Second in a series on water boundaries.
Water boundary principles are easy to state in the abstract but difficult to apply in practice. The usual way to analyze how a particular legal rule applies to a situation is to consider the reason for the rule and determine whether that purpose is furthered by applying it in the instant case. For example, a rule states that monuments control courses in a description. When you think about the "whys" behind that rule, you come up with concepts of visible utility being preferable to abstract measurements, principles of certainty, relative permanence, and the like. But if in a particular instance the use of a monument does not further those aims, then it probably should be rejected.

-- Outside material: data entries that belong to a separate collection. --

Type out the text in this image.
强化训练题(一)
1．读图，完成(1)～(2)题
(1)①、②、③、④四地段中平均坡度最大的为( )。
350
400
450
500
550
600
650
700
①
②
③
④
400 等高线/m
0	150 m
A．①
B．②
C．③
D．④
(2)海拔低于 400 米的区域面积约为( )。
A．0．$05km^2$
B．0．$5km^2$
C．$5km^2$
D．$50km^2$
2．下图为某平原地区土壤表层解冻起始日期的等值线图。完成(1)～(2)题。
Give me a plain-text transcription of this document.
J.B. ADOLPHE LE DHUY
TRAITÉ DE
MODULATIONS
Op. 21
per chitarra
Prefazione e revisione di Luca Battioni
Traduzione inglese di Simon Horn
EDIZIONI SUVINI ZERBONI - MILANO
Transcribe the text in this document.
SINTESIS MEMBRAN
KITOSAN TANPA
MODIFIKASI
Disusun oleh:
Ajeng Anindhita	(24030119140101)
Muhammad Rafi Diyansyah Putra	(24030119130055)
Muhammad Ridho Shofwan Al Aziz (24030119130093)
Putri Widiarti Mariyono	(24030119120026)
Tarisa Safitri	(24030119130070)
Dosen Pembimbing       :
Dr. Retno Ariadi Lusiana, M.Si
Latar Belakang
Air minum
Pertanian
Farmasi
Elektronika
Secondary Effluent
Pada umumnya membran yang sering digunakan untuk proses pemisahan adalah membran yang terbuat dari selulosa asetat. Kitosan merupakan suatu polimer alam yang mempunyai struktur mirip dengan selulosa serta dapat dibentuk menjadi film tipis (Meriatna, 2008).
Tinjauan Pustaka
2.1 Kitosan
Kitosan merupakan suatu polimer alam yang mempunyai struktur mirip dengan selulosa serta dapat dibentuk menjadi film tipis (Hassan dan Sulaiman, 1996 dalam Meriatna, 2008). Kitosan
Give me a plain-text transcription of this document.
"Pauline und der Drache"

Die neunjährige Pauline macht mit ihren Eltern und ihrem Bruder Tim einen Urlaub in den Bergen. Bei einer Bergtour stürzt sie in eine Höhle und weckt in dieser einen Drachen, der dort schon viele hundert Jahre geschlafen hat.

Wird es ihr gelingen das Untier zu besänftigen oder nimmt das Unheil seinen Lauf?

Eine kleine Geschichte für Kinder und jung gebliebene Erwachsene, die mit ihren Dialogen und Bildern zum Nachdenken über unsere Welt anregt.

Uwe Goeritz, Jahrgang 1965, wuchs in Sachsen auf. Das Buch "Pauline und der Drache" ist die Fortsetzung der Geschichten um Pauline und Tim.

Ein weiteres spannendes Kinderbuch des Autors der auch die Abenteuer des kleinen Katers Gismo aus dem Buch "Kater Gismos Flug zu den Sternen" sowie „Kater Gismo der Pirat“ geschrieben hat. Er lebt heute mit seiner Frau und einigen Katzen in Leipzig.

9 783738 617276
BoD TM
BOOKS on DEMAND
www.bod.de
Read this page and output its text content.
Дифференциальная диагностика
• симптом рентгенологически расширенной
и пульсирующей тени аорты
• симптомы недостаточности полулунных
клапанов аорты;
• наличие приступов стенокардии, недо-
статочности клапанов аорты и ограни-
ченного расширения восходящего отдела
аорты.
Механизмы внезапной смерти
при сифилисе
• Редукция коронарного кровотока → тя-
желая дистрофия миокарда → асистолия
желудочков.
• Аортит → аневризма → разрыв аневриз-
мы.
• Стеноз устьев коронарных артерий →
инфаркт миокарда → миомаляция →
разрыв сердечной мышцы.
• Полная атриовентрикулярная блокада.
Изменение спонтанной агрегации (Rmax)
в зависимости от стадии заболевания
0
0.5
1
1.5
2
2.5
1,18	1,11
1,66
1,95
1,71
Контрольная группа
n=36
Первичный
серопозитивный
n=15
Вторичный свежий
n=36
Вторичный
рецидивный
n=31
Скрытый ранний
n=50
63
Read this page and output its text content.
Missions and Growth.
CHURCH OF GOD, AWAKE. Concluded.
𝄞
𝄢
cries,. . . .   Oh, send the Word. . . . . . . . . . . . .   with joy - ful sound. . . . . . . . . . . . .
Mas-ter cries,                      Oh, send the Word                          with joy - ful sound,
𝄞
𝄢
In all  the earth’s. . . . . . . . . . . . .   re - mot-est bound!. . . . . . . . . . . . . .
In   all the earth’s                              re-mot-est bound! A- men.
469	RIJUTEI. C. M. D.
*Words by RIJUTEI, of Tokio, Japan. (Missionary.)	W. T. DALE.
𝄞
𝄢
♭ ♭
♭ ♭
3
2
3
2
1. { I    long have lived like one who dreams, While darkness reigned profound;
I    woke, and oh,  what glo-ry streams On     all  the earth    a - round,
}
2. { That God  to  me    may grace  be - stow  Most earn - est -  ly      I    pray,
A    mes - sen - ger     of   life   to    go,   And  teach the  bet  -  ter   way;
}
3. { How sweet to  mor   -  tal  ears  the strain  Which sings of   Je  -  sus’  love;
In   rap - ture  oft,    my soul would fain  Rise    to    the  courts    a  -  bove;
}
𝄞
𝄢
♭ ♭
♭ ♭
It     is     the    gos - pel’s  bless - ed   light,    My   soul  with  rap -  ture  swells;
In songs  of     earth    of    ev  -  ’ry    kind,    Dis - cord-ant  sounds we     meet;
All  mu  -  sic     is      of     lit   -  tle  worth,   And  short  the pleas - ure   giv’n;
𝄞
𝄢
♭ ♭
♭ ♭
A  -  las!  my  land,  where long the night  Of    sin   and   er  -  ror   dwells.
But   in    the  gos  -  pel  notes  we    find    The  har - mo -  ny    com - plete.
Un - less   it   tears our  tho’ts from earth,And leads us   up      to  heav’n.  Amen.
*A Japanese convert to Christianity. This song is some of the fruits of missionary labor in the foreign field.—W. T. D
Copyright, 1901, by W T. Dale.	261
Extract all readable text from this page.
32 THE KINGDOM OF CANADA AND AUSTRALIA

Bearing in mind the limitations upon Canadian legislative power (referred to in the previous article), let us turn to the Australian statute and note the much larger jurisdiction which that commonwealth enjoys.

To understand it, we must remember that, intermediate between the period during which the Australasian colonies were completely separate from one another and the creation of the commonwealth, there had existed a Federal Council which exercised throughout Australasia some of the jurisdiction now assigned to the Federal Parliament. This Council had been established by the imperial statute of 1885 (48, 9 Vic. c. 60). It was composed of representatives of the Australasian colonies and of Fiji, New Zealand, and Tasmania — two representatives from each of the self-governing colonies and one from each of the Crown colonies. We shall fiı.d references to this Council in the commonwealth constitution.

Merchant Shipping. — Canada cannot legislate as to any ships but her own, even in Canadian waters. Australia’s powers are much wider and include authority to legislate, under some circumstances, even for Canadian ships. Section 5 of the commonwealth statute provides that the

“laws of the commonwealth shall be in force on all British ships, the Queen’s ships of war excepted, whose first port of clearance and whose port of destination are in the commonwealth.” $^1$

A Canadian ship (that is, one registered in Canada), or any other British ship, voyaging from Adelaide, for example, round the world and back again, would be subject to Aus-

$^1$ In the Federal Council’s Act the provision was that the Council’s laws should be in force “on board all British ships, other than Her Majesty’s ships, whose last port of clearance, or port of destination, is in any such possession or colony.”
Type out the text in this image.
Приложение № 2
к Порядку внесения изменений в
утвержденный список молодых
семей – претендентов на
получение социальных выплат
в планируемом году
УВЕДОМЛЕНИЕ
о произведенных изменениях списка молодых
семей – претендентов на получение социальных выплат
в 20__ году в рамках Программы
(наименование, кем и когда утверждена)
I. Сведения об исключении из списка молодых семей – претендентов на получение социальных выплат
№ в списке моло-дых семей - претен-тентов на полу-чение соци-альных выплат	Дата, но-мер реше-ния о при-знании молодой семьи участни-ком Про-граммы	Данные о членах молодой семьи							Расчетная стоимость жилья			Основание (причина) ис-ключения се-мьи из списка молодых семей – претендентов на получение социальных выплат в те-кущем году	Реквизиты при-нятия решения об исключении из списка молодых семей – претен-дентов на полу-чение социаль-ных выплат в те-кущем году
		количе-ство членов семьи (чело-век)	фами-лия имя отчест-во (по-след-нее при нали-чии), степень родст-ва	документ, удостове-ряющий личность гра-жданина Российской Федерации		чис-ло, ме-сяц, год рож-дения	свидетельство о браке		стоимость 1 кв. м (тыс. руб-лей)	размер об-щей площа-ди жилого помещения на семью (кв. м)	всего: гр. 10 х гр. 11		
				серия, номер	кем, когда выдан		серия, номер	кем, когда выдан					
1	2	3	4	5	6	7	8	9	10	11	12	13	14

With water boundaries the reasons behind the rules are complex, elusive and often arbitrary. Why, for instance, does a call for a stream in a metes and bounds description mean that the location of the stream controls over a series of meander courses following the stream? Usually, the courts say that the stream is a natural monument and leave it at that. However, the same court may apply the rule that a lateral shifting of the stream by accretion moves the boundary, but a movement by avulsive action leaves the boundary at the meanders. Obviously there is more at play here than the certainty of visible monuments being preferable to abstract measurements. The law may view a stream as having a relatively permanent existence, but it will never consider the stream's location to be permanent. Consequently it throws in a balancing between the importance of maintaining stream access for a riparian owner with the societal value of allowing people to adjust the use of their property to follow slowly moving natural boundaries but not rapidly moving ones. This leaves you with more questions, such as "How fast is an avulsion and when does it start?" I once read a court report where the judges blithely stated-in reference to a western river that had slowly shifted its banks until it was blocked by a log jam, whereupon it jumped out of its channel and formed a new one-that the boundaries along the river had moved until the "original" avulsion, when they became stationary. Of course a river that jumps its banks once will probably do it again and again (and had before), so I was left wondering what possible means a surveyor on the ground would have to determine which move was the "original" avulsion?